M. Fauce souligne que "les coupes radicales ne fonctionnent pas, pas plus que les décisions drastiques", que ce soit en ce qui concerne le pays d'origine ou le pays d'accueil et les relations créées dans les deux.

Arroyo souligne que, bien qu'il soit difficile de donner un délai précis, si trois mois après avoir atteint la stabilité, la souffrance que nous ressentons n'a pas diminué, c'est le bon moment pour demander une aide psychologique.

Ce que les autres peuvent faire

La société d'accueil joue un rôle important, mais ceux qui n'ont pas connu cette situation peuvent ne pas comprendre ce qu'implique le deuil migratoire ou le stress durable qui conduit au syndrome d'Ulysse. Cela peut signifier que nous ne savons pas comment aider, quoi dire ou faire.

Celia Arroyo recommande que l'environnement permette à la personne dans cette situation de s'exprimer librement et de pouvoir parler de ce qui lui arrive et de ce qu'elle ressent.

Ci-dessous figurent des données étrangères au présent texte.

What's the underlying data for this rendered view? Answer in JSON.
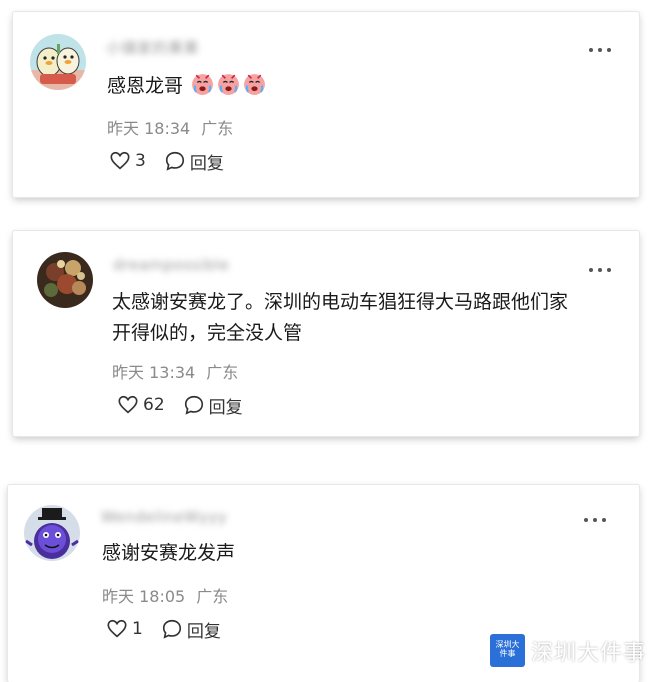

"Il est important de ne pas minimiser leur souffrance ou de ne pas susciter de faux espoirs" face à un avenir incertain lorsque, par exemple, un visa ou un emploi ne se présente pas.

Comme pour tout deuil, évitez les phrases telles que "ça va passer", "ce n'est pas grave", "ce sont vos peurs" ou "tout ira bien".

Achotegui suggère de ne pas s'apitoyer ni de se victimiser : "il faut s'approcher avec respect, voire avec une certaine admiration. Le migrant est une personne forte, quelqu'un qui va de l'avant".

En même temps, il est important de respecter leur culture, leur mentalité et leur vision du monde.

Si nous avons du mal à nous connecter émotionnellement avec quelqu'un dans cette situation, Fauce nous rappelle que nous avons tous souffert d'une perte et que c'est un bon exercice de se connecter à l'émotion que nous avons eue afin d'éprouver de l'empathie pour le migrant.

Et de penser que, comme l'a écrit l'Uruguayenne Cristina Peri Rossi, émigrer, partir en fin de compte, c'est toujours se couper en deux.